Le reste de la galette mélange
les éléments qui ont fait le succès du metal prog (Doctor
Concoctor) et du rock prog (Cranium Reef Suite, Wisdom) sans chercher
à se démarquer des pointures des genres. On a donc droit à des
chansons artificiellement longues bâties autour de riffs tout juste
passables. Mais c'est surtout le chant qui vous donnera des crises
allergiques. Trent Gardner ne s'est vraiment pas creusé la tête
avec ces "jam songs" prévisibles. Les lignes vocales
n'attirent que rarement l'attention (le refrain de Why Water Weeds?)

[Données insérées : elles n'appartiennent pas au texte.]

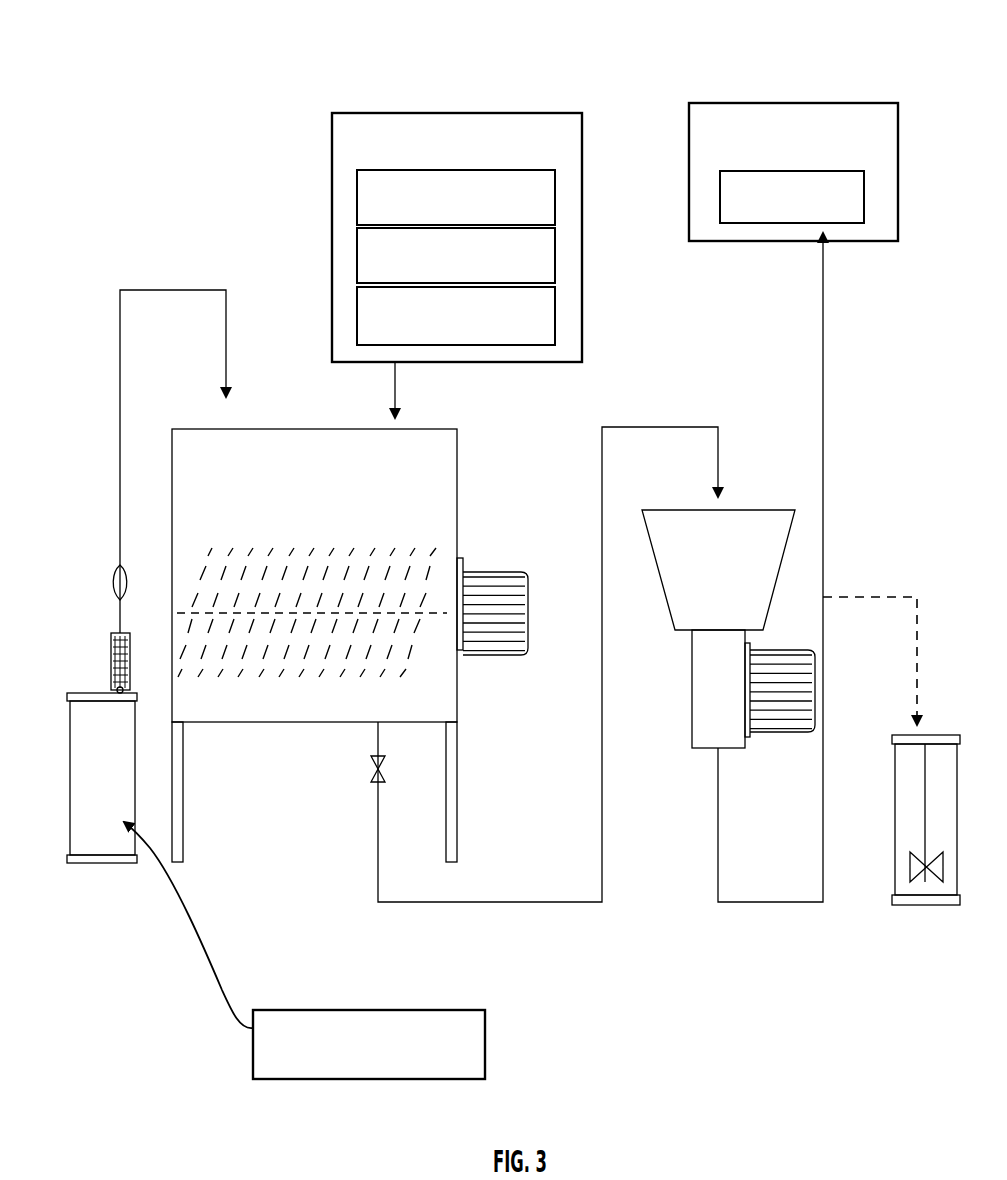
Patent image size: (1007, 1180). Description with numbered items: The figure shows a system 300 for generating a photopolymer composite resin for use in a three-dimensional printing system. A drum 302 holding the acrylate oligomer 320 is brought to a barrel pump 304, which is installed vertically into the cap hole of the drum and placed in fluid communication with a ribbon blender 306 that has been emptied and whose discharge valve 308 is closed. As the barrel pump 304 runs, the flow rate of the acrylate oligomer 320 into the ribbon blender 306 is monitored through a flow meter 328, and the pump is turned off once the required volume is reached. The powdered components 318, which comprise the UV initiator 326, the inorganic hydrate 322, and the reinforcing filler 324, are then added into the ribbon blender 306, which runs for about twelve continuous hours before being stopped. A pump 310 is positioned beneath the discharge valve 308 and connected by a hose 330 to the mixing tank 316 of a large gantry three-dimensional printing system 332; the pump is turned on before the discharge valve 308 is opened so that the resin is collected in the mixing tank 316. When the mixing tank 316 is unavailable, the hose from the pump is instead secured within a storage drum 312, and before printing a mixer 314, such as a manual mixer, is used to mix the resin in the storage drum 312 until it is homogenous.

The system 300 is at (887, 82).
The drum 302 is at (135, 906).
The barrel pump 304 is at (111, 663).
The ribbon blender 306 is at (317, 807).
The discharge valve 308 is at (372, 777).
The pump 310 is at (755, 579).
The storage drum 312 is at (962, 949).
The mixer 314 is at (908, 866).
The mixing tank 316 is at (847, 217).
The powdered components 318 is at (555, 159).
The acrylate oligomer 320 is at (450, 1062).
The inorganic hydrate 322 is at (535, 271).
The reinforcing filler 324 is at (535, 334).
The UV initiator 326 is at (510, 214).
The flow meter 328 is at (121, 566).
The hose 330 is at (718, 857).
The 3D printing system 332 is at (875, 147).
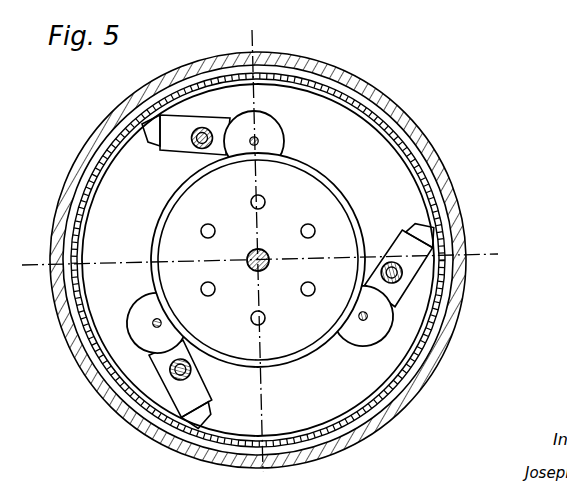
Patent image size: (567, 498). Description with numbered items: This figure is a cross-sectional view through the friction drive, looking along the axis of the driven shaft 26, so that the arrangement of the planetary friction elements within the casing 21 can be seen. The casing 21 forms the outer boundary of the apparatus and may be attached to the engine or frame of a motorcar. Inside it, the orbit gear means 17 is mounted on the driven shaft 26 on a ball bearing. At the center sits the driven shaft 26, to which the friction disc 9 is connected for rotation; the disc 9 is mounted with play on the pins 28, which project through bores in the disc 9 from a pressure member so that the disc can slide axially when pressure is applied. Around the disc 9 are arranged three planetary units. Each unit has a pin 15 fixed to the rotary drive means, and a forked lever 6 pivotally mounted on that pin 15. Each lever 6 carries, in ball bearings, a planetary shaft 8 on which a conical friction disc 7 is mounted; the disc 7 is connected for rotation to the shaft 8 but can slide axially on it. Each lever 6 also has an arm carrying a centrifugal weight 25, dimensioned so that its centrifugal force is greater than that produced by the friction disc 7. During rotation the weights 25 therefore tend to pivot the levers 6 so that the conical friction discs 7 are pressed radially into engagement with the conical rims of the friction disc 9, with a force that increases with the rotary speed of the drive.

The forked lever 6 is at (455, 254).
The conical friction disc 7 is at (387, 323).
The planetary shaft 8 is at (367, 318).
The friction disc 9 is at (293, 340).
The pin 15 is at (412, 262).
The orbit gear means 17 is at (132, 402).
The casing 21 is at (78, 368).
The centrifugal weight 25 is at (423, 232).
The driven rotary shaft means 26 is at (248, 257).
The pin 28 is at (315, 228).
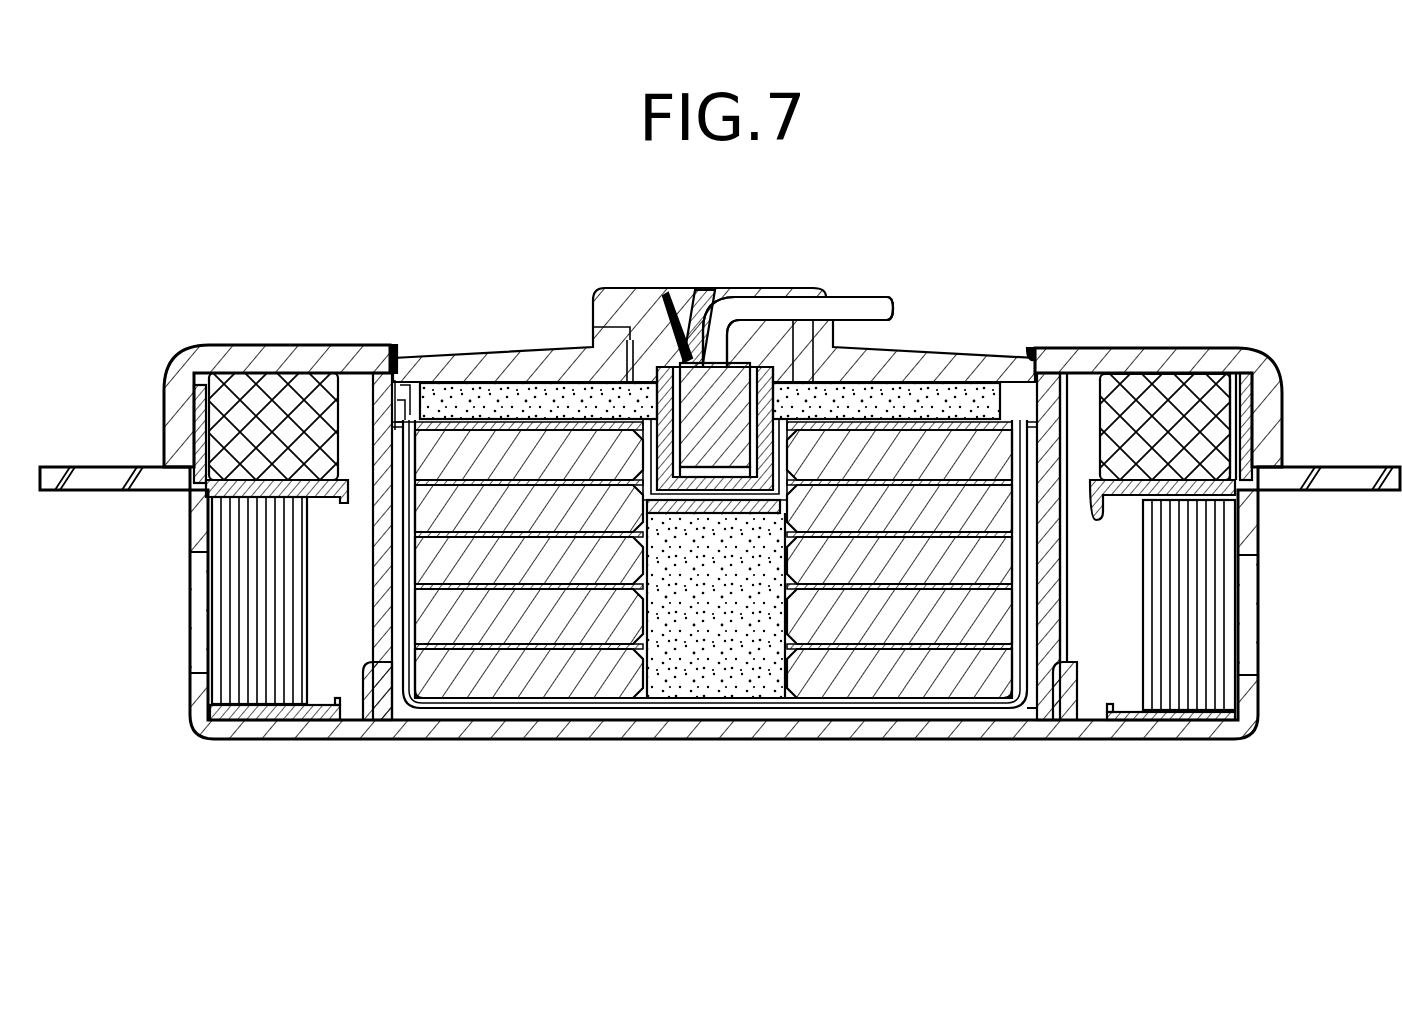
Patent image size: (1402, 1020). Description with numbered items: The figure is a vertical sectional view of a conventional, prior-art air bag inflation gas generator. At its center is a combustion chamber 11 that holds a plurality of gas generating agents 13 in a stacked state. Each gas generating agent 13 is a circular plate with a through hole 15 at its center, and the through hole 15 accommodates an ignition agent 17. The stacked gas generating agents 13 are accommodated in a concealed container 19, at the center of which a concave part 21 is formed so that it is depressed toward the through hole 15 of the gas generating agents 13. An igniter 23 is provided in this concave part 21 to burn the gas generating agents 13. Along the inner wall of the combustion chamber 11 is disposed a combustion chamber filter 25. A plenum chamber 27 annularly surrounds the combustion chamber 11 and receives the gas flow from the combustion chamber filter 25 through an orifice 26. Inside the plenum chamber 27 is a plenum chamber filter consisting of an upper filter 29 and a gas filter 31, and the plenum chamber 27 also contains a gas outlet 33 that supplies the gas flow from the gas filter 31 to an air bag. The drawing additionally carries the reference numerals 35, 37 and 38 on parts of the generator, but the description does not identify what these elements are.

en donnent systématiquement l'impression d'évoluer en parallèle
de la musique plutôt que d'aller dans la même direction et former
un tout cohérent. Il en résulte une musique totalement mécanique,
sans émotion. La longue pièce épique de dix-huit minutes, Cranium
Reef Suite, égraine tous les clichés des morceaux progressifs.
Alors que des groupes comme Transatlantic ou Spock's Beard arrivent
à innover avec des éléments musicaux typés seventies, Magellan
se contente de fades copies pas inspirées pour un sou. Rester à
l'écoute de ce morceau pendant plus d'un quart d'heure fait figure
de punition tant il n'y aucune continuité dans les idées et pas la
moindre trace de mélodie intéressante...
Wisdom est finalement le seul moment assez homogène de Symphony For A Misanthrope mais un chant haut perché et énervant aura raison de
notre patience. Pourtant il faut bien se rendre à l'évidence que
ce titre est, avec l'intermède au piano, le meilleur des sept
proposés sur cet opus. Magellan retrouve donc ses plus gros
défauts, à savoir une musique bas de gamme composée à la
chaîne, certes bien interprétée (et encore, les sons de claviers
sont vraiment à revoir) mais manquant cruellement d'âme. On
espère que ce passage à vide sera rapidement rectifié et que
Trent Gardner retrouvera sa fougue d'antan.